Leading personnel shall be offered competitive conditions so that the Company is ensured continuity in management and the possibility to recruit qualified personnel to leading positions which is in the long-term interest of the Company. By competitive conditions are meant conditions on the same level as offered by comparable companies. The remuneration shall be designed so that it promotes added value in the Company, and value for its shareholders in a sustainable matter.
The Company’s leading personnel are the Company’s Chief Executive Officer (CEO), Chief Financial Officer (CFO) and Chief Commercial Officer (CCO).
Remuneration for leading personnel consists of a fixed salary, which constitute the main part of the remuneration and a discretionary bonus. In addition, the remuneration includes other supplementary benefits such as the Company’s defined contribution pension plan, insurances, telephone and broadband.
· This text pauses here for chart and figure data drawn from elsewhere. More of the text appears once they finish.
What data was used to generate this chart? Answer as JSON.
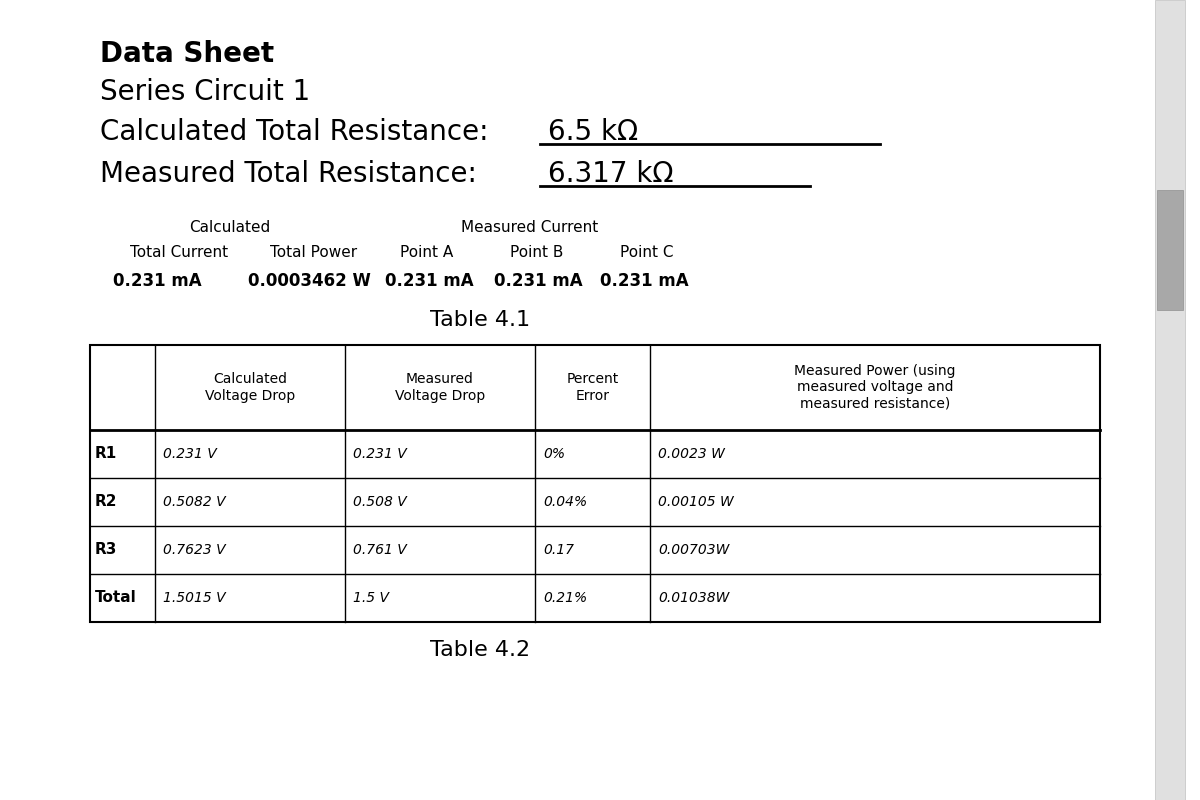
{
  "title": "Data Sheet",
  "subtitle": "Series Circuit 1",
  "calc_resistance_label": "Calculated Total Resistance:  ",
  "calc_resistance_value": "6.5 kΩ",
  "meas_resistance_label": "Measured Total Resistance:  ",
  "meas_resistance_value": "6.317 kΩ",
  "table1_row1_col1": "Calculated",
  "table1_row1_col2": "Measured Current",
  "table1_row2": [
    "Total Current",
    "Total Power",
    "Point A",
    "Point B",
    "Point C"
  ],
  "table1_data": [
    "0.231 mA",
    "0.0003462 W",
    "0.231 mA",
    "0.231 mA",
    "0.231 mA"
  ],
  "table1_title": "Table 4.1",
  "table2_col_headers": [
    "",
    "Calculated\nVoltage Drop",
    "Measured\nVoltage Drop",
    "Percent\nError",
    "Measured Power (using\nmeasured voltage and\nmeasured resistance)"
  ],
  "table2_rows": [
    [
      "R1",
      "0.231 V",
      "0.231 V",
      "0%",
      "0.0023 W"
    ],
    [
      "R2",
      "0.5082 V",
      "0.508 V",
      "0.04%",
      "0.00105 W"
    ],
    [
      "R3",
      "0.7623 V",
      "0.761 V",
      "0.17",
      "0.00703W"
    ],
    [
      "Total",
      "1.5015 V",
      "1.5 V",
      "0.21%",
      "0.01038W"
    ]
  ],
  "table2_title": "Table 4.2",
  "bg_color": "#ffffff",
  "text_color": "#000000",
  "scrollbar_color": "#c8c8c8",
  "scrollbar_thumb_color": "#a0a0a0"
}
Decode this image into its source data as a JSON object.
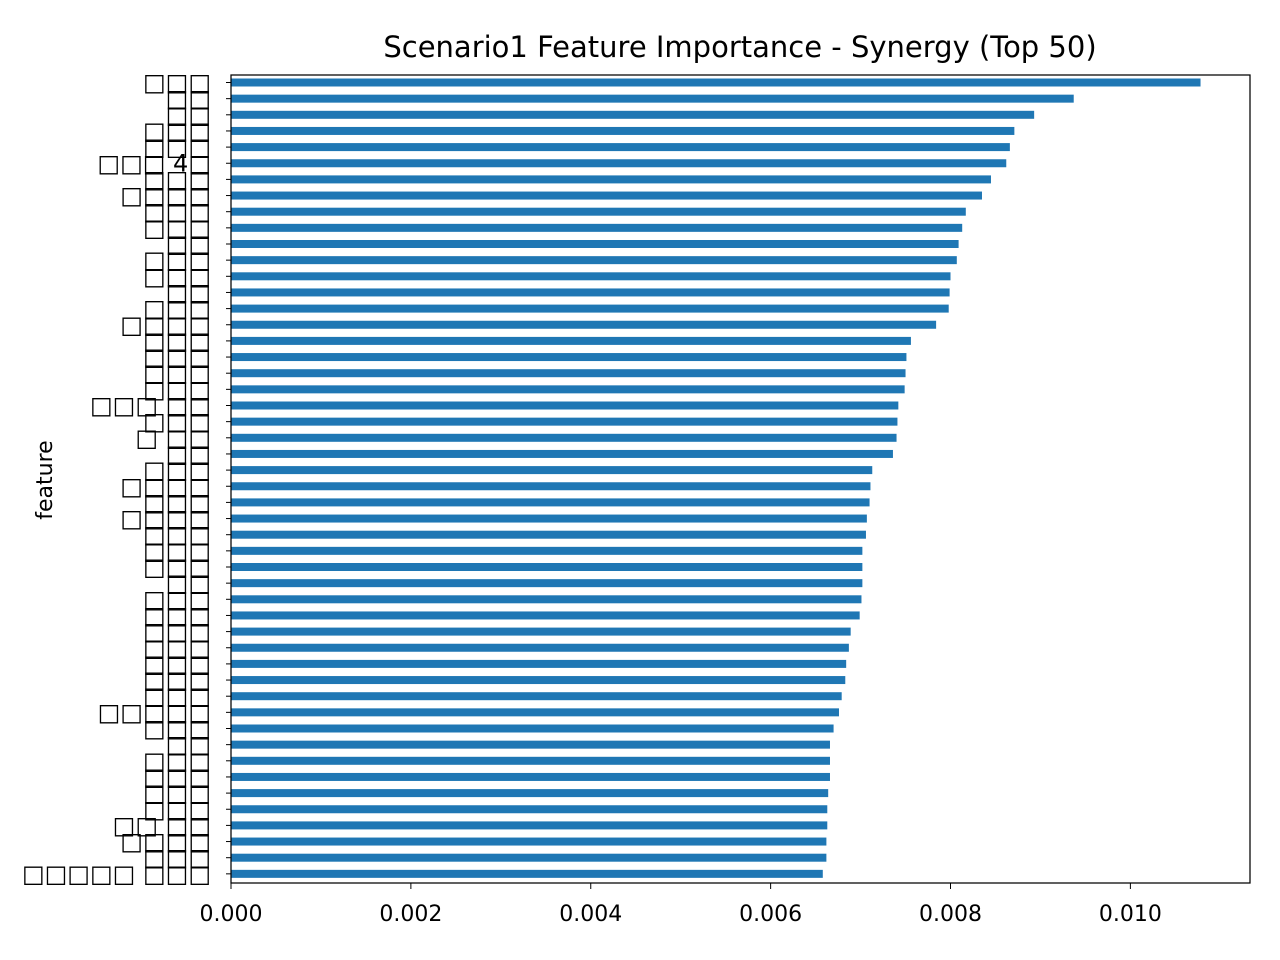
{
  "chart_data": {
    "type": "bar",
    "orientation": "horizontal",
    "title": "Scenario1 Feature Importance - Synergy (Top 50)",
    "xlabel": "",
    "ylabel": "feature",
    "xlim": [
      0.0,
      0.01133
    ],
    "xticks": [
      0.0,
      0.002,
      0.004,
      0.006,
      0.008,
      0.01
    ],
    "xtick_labels": [
      "0.000",
      "0.002",
      "0.004",
      "0.006",
      "0.008",
      "0.010"
    ],
    "grid": false,
    "bar_color": "#1f77b4",
    "categories": [
      "□□□",
      "□□",
      "□□",
      "□□□",
      "□□□",
      "□□□ 4□",
      "□□□",
      "□□□□",
      "□□□",
      "□□□",
      "□□",
      "□□□",
      "□□□",
      "□□",
      "□□□",
      "□□□□",
      "□□□",
      "□□□",
      "□□□",
      "□□□",
      "□□□ □□",
      "□□□",
      "□ □□",
      "□□",
      "□□□",
      "□□□□",
      "□□□",
      "□□□□",
      "□□□",
      "□□□",
      "□□□",
      "□□",
      "□□□",
      "□□□",
      "□□□",
      "□□□",
      "□□□",
      "□□□",
      "□□□",
      "□□□□□",
      "□□□",
      "□□",
      "□□□",
      "□□□",
      "□□□",
      "□□□",
      "□□ □□",
      "□□□□",
      "□□□",
      "□□□□□ □□□"
    ],
    "values": [
      0.01078,
      0.00937,
      0.00893,
      0.00871,
      0.00866,
      0.00862,
      0.00845,
      0.00835,
      0.00817,
      0.00813,
      0.00809,
      0.00807,
      0.008,
      0.00799,
      0.00798,
      0.00784,
      0.00756,
      0.00751,
      0.0075,
      0.00749,
      0.00742,
      0.00741,
      0.0074,
      0.00736,
      0.00713,
      0.00711,
      0.0071,
      0.00707,
      0.00706,
      0.00702,
      0.00702,
      0.00702,
      0.00701,
      0.00699,
      0.00689,
      0.00687,
      0.00684,
      0.00683,
      0.00679,
      0.00676,
      0.0067,
      0.00666,
      0.00666,
      0.00666,
      0.00664,
      0.00663,
      0.00663,
      0.00662,
      0.00662,
      0.00658
    ]
  }
}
There are no options programs in the Company. Leading personnel may be given a discretionary bonus if the Company meets defined strategic objectives. The strategic objectives are decided by the Board of Directors annually. Strategic objectives should relate to operational performance, transactions, new projects, or other matters in the interest of the Company. The CEO shall annually prepare a protocol for the Board of Directors documenting to what degree the strategic objectives are met. The Board of Directors will then decide the annual bonus to the leading personnel. A stay-on requirement of eight months may apply for 50% of any bonus payment. These annual bonus payments cannot exceed the equivalent of six monthly salary payments. There are no arrangements related to repayment of variable remuneration.
Leading personnel are included in the Company’s defined contribution pension plan, which is 7% of fixed salary (excluding bonus) up to 7G (the Norwegian National Insurance scheme basic amount), 20% between 7 and 12G and 15% between 12 and 24G.
The CEO has an agreed severance pay of 12 months fixed salary. No other leading personnel have agreements of severance pay beyond general terms following the Working Environment act. Leading personnel has a notice period of six months.
Beyond the mentioned annual limit for discretionary bonuses, there are no specific limits for the different categories of remunerations or the total level of remuneration to leading personnel. The remuneration shall, however, not be of such character or size that it can damage the Company’s reputation.
The Board of Directors may deviate from any of the provisions in these guidelines if this is required by significant corporate events, such as changes in the Company’s management group, group structure, organization, ownership or business activities that require extraordinary effort from leading personnel. . Any deviation from the guidelines shall be documented in the Board of Directors’ Minute of Meetings together with the reason for why such deviation was deemed necessary.
These guidelines were updated in November 2021 as a continuation of existing terms. They are prepared by the administration supported by the Group HR department, reviewed and approved by the board of directors, and will be approved by the general meeting. Renumeration of the Company’s employees has been considered when developing these guidelines.
The remuneration is not managed by a committee. Thorough processes in the different instances will prevent and deal with potential conflict of interests. Any proposed adjustments to the guidelines will be presented to the general meeting for approval.
An annual remuneration report shall be prepared by the board of directors, providing an overview over paid and outstanding remuneration in accordance with these guidelines. The remuneration report will be presented to the general meeting for advising vote.